Manitou Springs may be quirky, but it is civilized.
When Manitoids declare war, they announce their disdain on handmade cloth banners that hang from porches. They show up to meetings at City Hall, where they read letters (and sneer at their opponents).
If they're pushed, they may even take the matter to court.
So it has gone, as the, ah, disagreement, between the residents of Manitou's Grand Avenue and the representatives of the historic, AAA Four-Diamond-Award-winning Cliff House hotel drags on.
The upgrade argument
It all began months ago when word got out that the Cliff House's parent company, Texas-based Gal-Tex Hotel Corp., planned to expand its 55-room hotel by adding a secondary building on a neighboring property that borders Grand Avenue. Architect Doug Comstock says plans are to restore an older building (Wheeler House), and attach it to a swanky, new 79-room hotel. The property, called "Cliff House West," will feature a large ballroom, conference rooms, a natural-spring-water spa and a pool enclosed in a glass atrium.
Comstock says neighbors should appreciate the project. He says it's a vast improvement over a decaying Wheeler House surrounded by shabby, decades-old townhomes.
"We're replacing what is basically a run-down, undesirable-type property with a five-star hotel," he says.
Cliff House general manager Paul York is equally miffed, saying the hotel's owners expected a grateful Manitou to cheer when they heard of the expansion plans. (Independent publisher John Weiss, who owns business property on Park Avenue near the current Wheeler House, has provided some assistance to the Cliff House in an advisory role.)
But a number of Grand Avenue residents say the planned development is ugly. And it would block mountain views from some of the large, restored, historic homes that line the narrow street.
Some have fought the plan. So far, they're losing.
It's already received approval from the city's planning department and Historic Preservation Committee (though a recently uncovered property-line dispute will mean slight changes). Manitou City Council could make a final decision on the project as soon as Sept. 23.
Carrot and stick
But, maybe not.
Julie Wolfe and a few other inflamed Grand Avenue residents will be visiting City Council on Sept. 16. They have filed an appeal with Council, seeking to overturn the HPC's approval of the project because, they say, the Cliff House West does not meet the town's historic guidelines.
If Council agrees with the neighbors, the development could be stalled, changed or canceled. If Council decides to uphold the HPC's decision, neighbors could appeal that decision in circuit court, further delaying the project.
Wolfe, who happens to be an attorney, says she's not sure how far the neighbors will push, or whether they have any chance of victory.
"I just thought we owed it to ourselves to do the work," she says.
From her point of view, Manitou is being suckered with a carrot-and-stick approach. If the city approves the Cliff House, Manitou will collect more tax revenues. If it turns the project down, York has said, the Cliff House may close altogether because it hasn't turned a profit in years, a problem he blames on the hotel having too few rooms to attract business conferences.

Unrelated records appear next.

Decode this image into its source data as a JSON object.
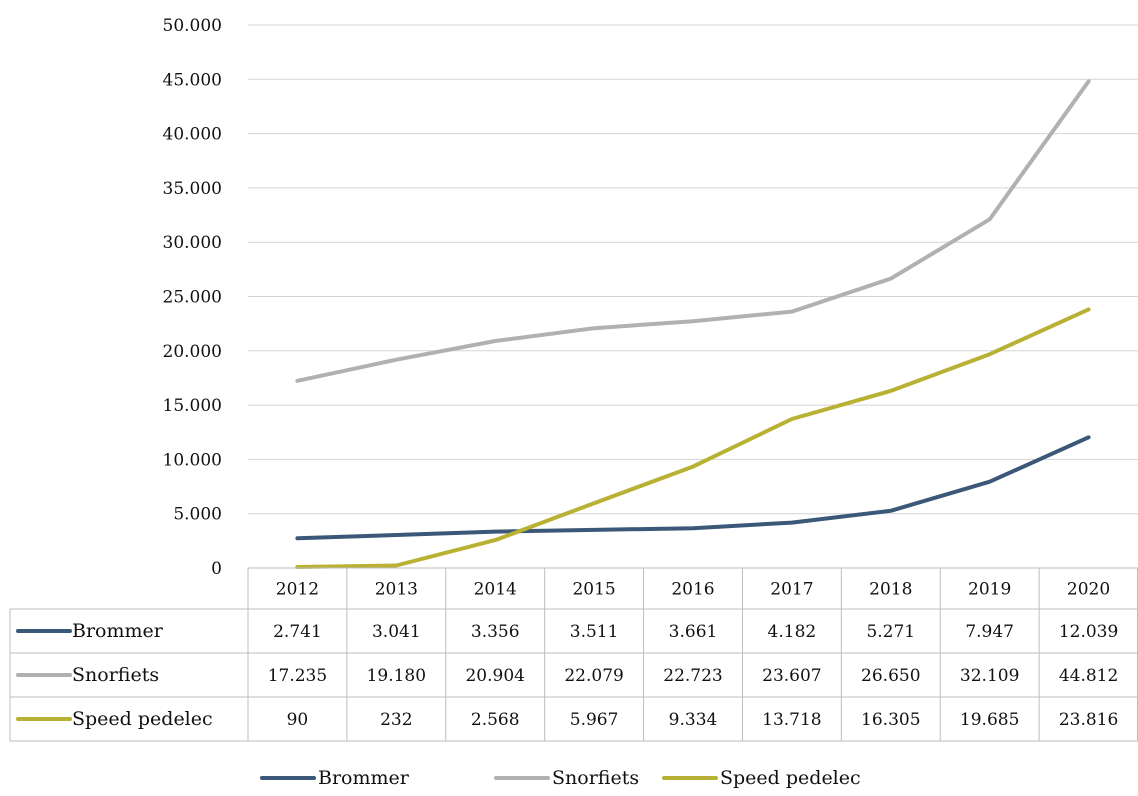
{
  "chart_data": {
    "type": "line",
    "title": "",
    "xlabel": "",
    "ylabel": "",
    "categories": [
      "2012",
      "2013",
      "2014",
      "2015",
      "2016",
      "2017",
      "2018",
      "2019",
      "2020"
    ],
    "ylim": [
      0,
      50000
    ],
    "yticks": [
      0,
      5000,
      10000,
      15000,
      20000,
      25000,
      30000,
      35000,
      40000,
      45000,
      50000
    ],
    "ytick_labels": [
      "0",
      "5.000",
      "10.000",
      "15.000",
      "20.000",
      "25.000",
      "30.000",
      "35.000",
      "40.000",
      "45.000",
      "50.000"
    ],
    "grid": true,
    "legend_position": "bottom",
    "data_table": true,
    "series": [
      {
        "name": "Brommer",
        "color": "#3b5878",
        "values": [
          2741,
          3041,
          3356,
          3511,
          3661,
          4182,
          5271,
          7947,
          12039
        ],
        "labels": [
          "2.741",
          "3.041",
          "3.356",
          "3.511",
          "3.661",
          "4.182",
          "5.271",
          "7.947",
          "12.039"
        ]
      },
      {
        "name": "Snorfiets",
        "color": "#b1b1b1",
        "values": [
          17235,
          19180,
          20904,
          22079,
          22723,
          23607,
          26650,
          32109,
          44812
        ],
        "labels": [
          "17.235",
          "19.180",
          "20.904",
          "22.079",
          "22.723",
          "23.607",
          "26.650",
          "32.109",
          "44.812"
        ]
      },
      {
        "name": "Speed pedelec",
        "color": "#b8b133",
        "values": [
          90,
          232,
          2568,
          5967,
          9334,
          13718,
          16305,
          19685,
          23816
        ],
        "labels": [
          "90",
          "232",
          "2.568",
          "5.967",
          "9.334",
          "13.718",
          "16.305",
          "19.685",
          "23.816"
        ]
      }
    ]
  }
}
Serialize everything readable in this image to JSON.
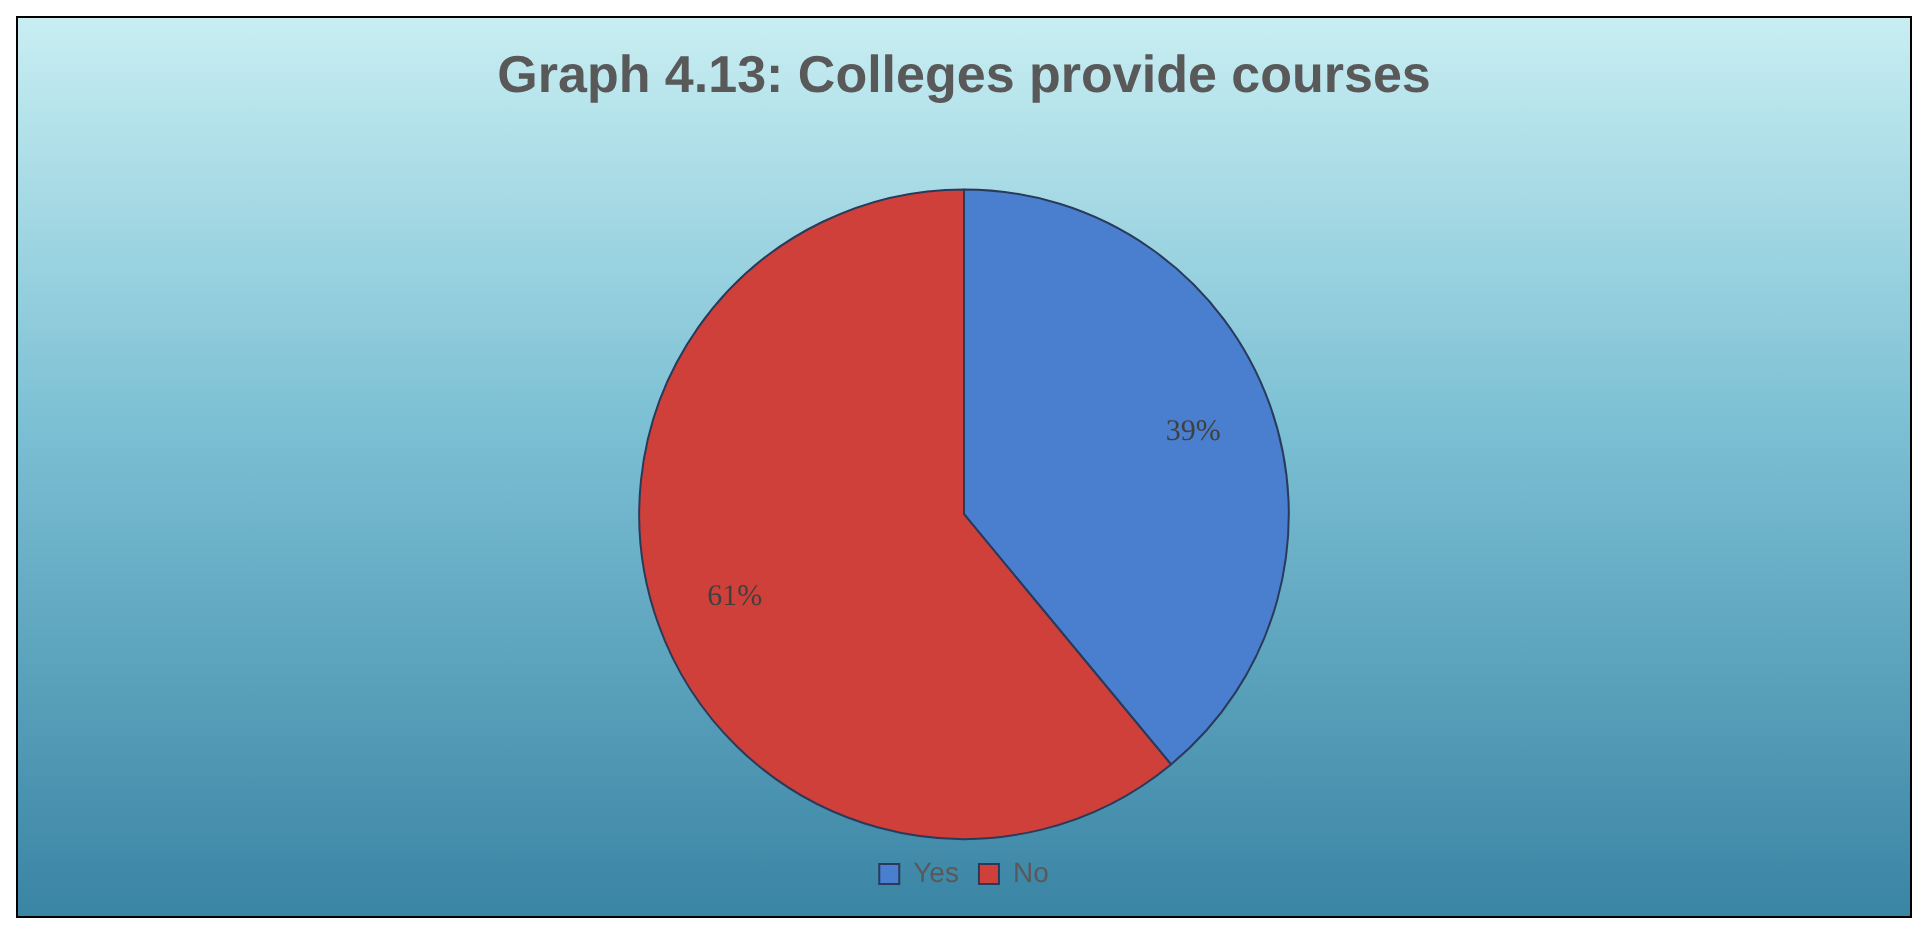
{
  "chart_data": {
    "type": "pie",
    "title": "Graph 4.13: Colleges provide courses",
    "categories": [
      "Yes",
      "No"
    ],
    "values": [
      39,
      61
    ],
    "colors": [
      "#4a7fd0",
      "#d0403a"
    ],
    "value_labels": [
      "39%",
      "61%"
    ],
    "legend": "bottom"
  }
}
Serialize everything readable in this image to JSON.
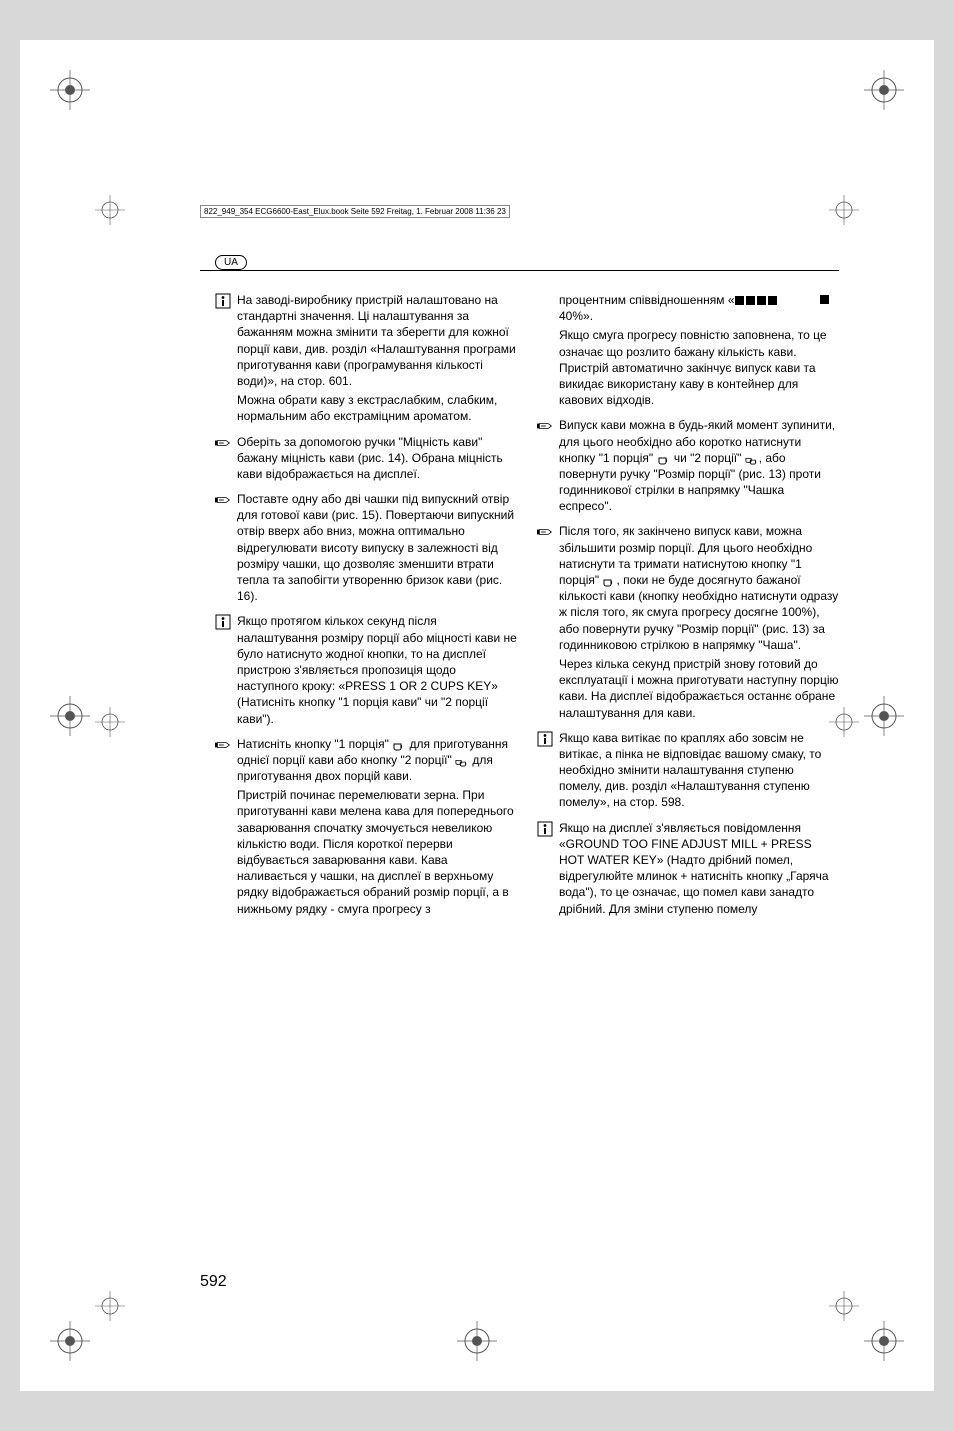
{
  "header": {
    "file_note": "822_949_354 ECG6600-East_Elux.book  Seite 592  Freitag, 1. Februar 2008  11:36 23",
    "lang_code": "UA"
  },
  "progress": {
    "filled_count": 4,
    "label_suffix": "40%»."
  },
  "left_column": [
    {
      "marker": "info",
      "paragraphs": [
        "На заводі-виробнику пристрій налаштовано на стандартні значення. Ці налаштування за бажанням можна змінити та зберегти для кожної порції кави, див. розділ «Налаштування програми приготування кави (програмування кількості води)», на стор. 601.",
        "Можна обрати каву з екстраслабким, слабким, нормальним або екстраміцним ароматом."
      ]
    },
    {
      "marker": "hand",
      "paragraphs": [
        "Оберіть за допомогою ручки \"Міцність кави\" бажану міцність кави (рис. 14). Обрана міцність кави відображається на дисплеї."
      ]
    },
    {
      "marker": "hand",
      "paragraphs": [
        "Поставте одну або дві чашки під випускний отвір для готової кави (рис. 15). Повертаючи випускний отвір вверх або вниз, можна оптимально відрегулювати висоту випуску в залежності від розміру чашки, що дозволяє зменшити втрати тепла та запобігти утворенню бризок кави (рис. 16)."
      ]
    },
    {
      "marker": "info",
      "paragraphs": [
        "Якщо протягом кількох секунд після налаштування розміру порції або міцності кави не було натиснуто жодної кнопки, то на дисплеї пристрою з'являється пропозиція щодо наступного кроку: «PRESS 1 OR 2 CUPS KEY» (Натисніть кнопку \"1 порція кави\" чи \"2 порції кави\")."
      ]
    },
    {
      "marker": "hand",
      "paragraphs": [
        "Натисніть кнопку \"1 порція\" {cup1} для приготування однієї порції кави або кнопку \"2 порції\" {cup2} для приготування двох порцій кави.",
        "Пристрій починає перемелювати зерна. При приготуванні кави мелена кава для попереднього заварювання спочатку змочується невеликою кількістю води. Після короткої перерви відбувається заварювання кави. Кава наливається у чашки, на дисплеї в верхньому рядку відображається обраний розмір порції, а в нижньому рядку - смуга прогресу з"
      ]
    }
  ],
  "right_column": [
    {
      "marker": "none",
      "paragraphs": [
        "процентним співвідношенням «{progress}",
        "Якщо смуга прогресу повністю заповнена, то це означає що розлито бажану кількість кави. Пристрій автоматично закінчує випуск кави та викидає використану каву в контейнер для кавових відходів."
      ]
    },
    {
      "marker": "hand",
      "paragraphs": [
        "Випуск кави можна в будь-який момент зупинити, для цього необхідно або коротко натиснути кнопку \"1 порція\" {cup1} чи \"2 порції\" {cup2}, або повернути ручку \"Розмір порції\" (рис. 13) проти годинникової стрілки в напрямку \"Чашка еспресо\"."
      ]
    },
    {
      "marker": "hand",
      "paragraphs": [
        "Після того, як закінчено випуск кави, можна збільшити розмір порції. Для цього необхідно натиснути та тримати натиснутою кнопку \"1 порція\" {cup1}, поки не буде досягнуто бажаної кількості кави (кнопку необхідно натиснути одразу ж після того, як смуга прогресу досягне 100%), або повернути ручку \"Розмір порції\" (рис. 13) за годинниковою стрілкою в напрямку \"Чаша\".",
        "Через кілька секунд пристрій знову готовий до експлуатації і можна приготувати наступну порцію кави. На дисплеї відображається останнє обране налаштування для кави."
      ]
    },
    {
      "marker": "info",
      "paragraphs": [
        "Якщо кава витікає по краплях або зовсім не витікає, а пінка не відповідає вашому смаку, то необхідно змінити налаштування ступеню помелу, див. розділ «Налаштування ступеню помелу», на стор. 598."
      ]
    },
    {
      "marker": "info",
      "paragraphs": [
        "Якщо на дисплеї з'являється повідомлення «GROUND TOO FINE ADJUST MILL + PRESS HOT WATER KEY» (Надто дрібний помел, відрегулюйте млинок + натисніть кнопку „Гаряча вода\"), то це означає, що помел кави занадто дрібний. Для зміни ступеню помелу"
      ]
    }
  ],
  "page_number": "592"
}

Wolfe says the city should be less concerned with the survival of the Cliff House and more sensitive to homeowners, many of whom feel betrayed. She says she believed that if any development ever went in close to her home, it would be held to strict guidelines a key point for her when she bought her home and invested money to restore it.
And maybe she had reason to feel that way. In recent years, Manitou told Tom McGee he couldn't put houses on his 99 acres that stretch up Iron Mountain. Stephen Beisel got a "no" when he wanted to develop his 70 acres. Bruce Brian just wanted to put a personal home on his three acres, but Manitou killed that proposal in 2007, after over a decade of negotiations.
Manitou planning director Dan Folke, though, denies that the Cliff House received special treatment. He says that when projects get turned down, it's usually for practical reasons like lack of ground stability, or impossible utilities plans.
He thinks Cliff House West has made more than enough changes to comply with code, as well as to be considerate to the neighbors. Hotel representatives have been particularly mindful of Grand Avenue residents, he says, in lowering the heights of buildings that face the residential street. And the homeowners even stand to gain a little from the development: Gal-Tex is paying for utilities upgrades that should provide better water pressure on Grand, and allow for a working fire hydrant on the street.
"I think that they've exceeded the minimum requirements," he says.
If approved, Cliff House West would likely be finished two years from now.